We used RNAi to knockdown Cxcr7 expression in C2C12 muscle cells in vitro and tested its expression and expression of other genes in module orange with qPCR. siRNA targeting of Cxcr7 reduced its expression to 21% (p = 2.3x10-6) of the level seen in control cells. Further, 11 out of 13 other genes in the module differed significantly relative to control cells (p<0.05) (Fig 4B).

Discussion

Attempts to dissect complex quantitative traits, in order to elucidate their genetic foundation, aim at collecting multiple evidence for the role of pathways and genes. Therefore, genome-wide genotyping, expression data analyses and network analyses are combined. Accordingly, we have previously identified QTL regions for muscle and meat traits by GWAS. SNPs were addressed that were associated with these muscle properties and with the expression of genes that show trait-correlated transcript abundance themselves (cis eQTL) and map within the QTL regions [20]. Likewise, we have previously deduced 22 co-expression networks for muscle, each of which contained genes that shared similar expression patterns and were enriched for functionally similar genes [15]. Co-expression modules named dark-turquoise, orange, red, black, and tan were strongly associated with traits.
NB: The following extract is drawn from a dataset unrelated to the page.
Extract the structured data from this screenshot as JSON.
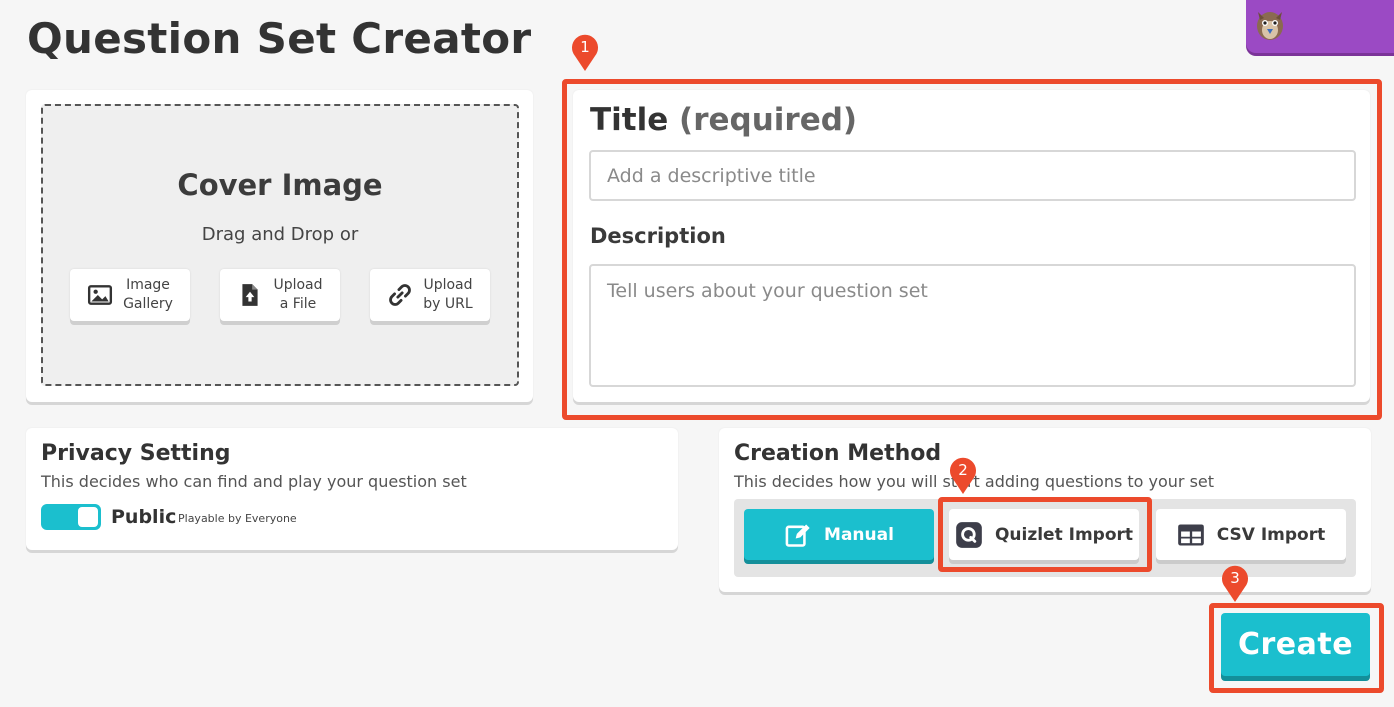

Highly connected network hub genes of the modules and common regulators of genes in the modules are likely to play an important role in the emergence of respective traits and are central to the network’s architecture [21, 22]. Therefore, here we identified eQTL for the genes, which were assigned to modules showing association with meat quality traits, including the highly connected hub genes. Moreover, the module eigengene values were used for association analyses in order to derive a joint eQTL for the respective module. Thereby major sites of orchestrated regulation of genes within trait-associated modules were detected as hotspots of eQTL of many genes of a module and of its eigengene.

Recent studies have demonstrated that co-expression modules can be conserved across species [8]; therefore, it is of significant interest to know if the relationships of genes in porcine muscle occur similarly in a mouse muscle cell line (C2C12). Our study confirms that co-expression of genes in modules is conserved across species between porcine muscle and mouse muscle. We identified genetic loci responsible for co-expression. The eigengenes of modules were used for identification of genetic regulation hot spots that specifically affect genes of the co-expression networks. Eigengenes of modules dark-turquoise and orange reached the significance level of p<10–4. We therefore focused on those two modules, which were predicted to play biologically significant roles in muscle cells and finally muscle pathology or meat quality. We discovered that CXCR7 was the key driver of module orange gene expression, which is involved in the function of defense response in muscle cell. ZFP36L2 was identified as a partial regulator in module dark-turquoise, which plays a significant role in cell death or apoptosis.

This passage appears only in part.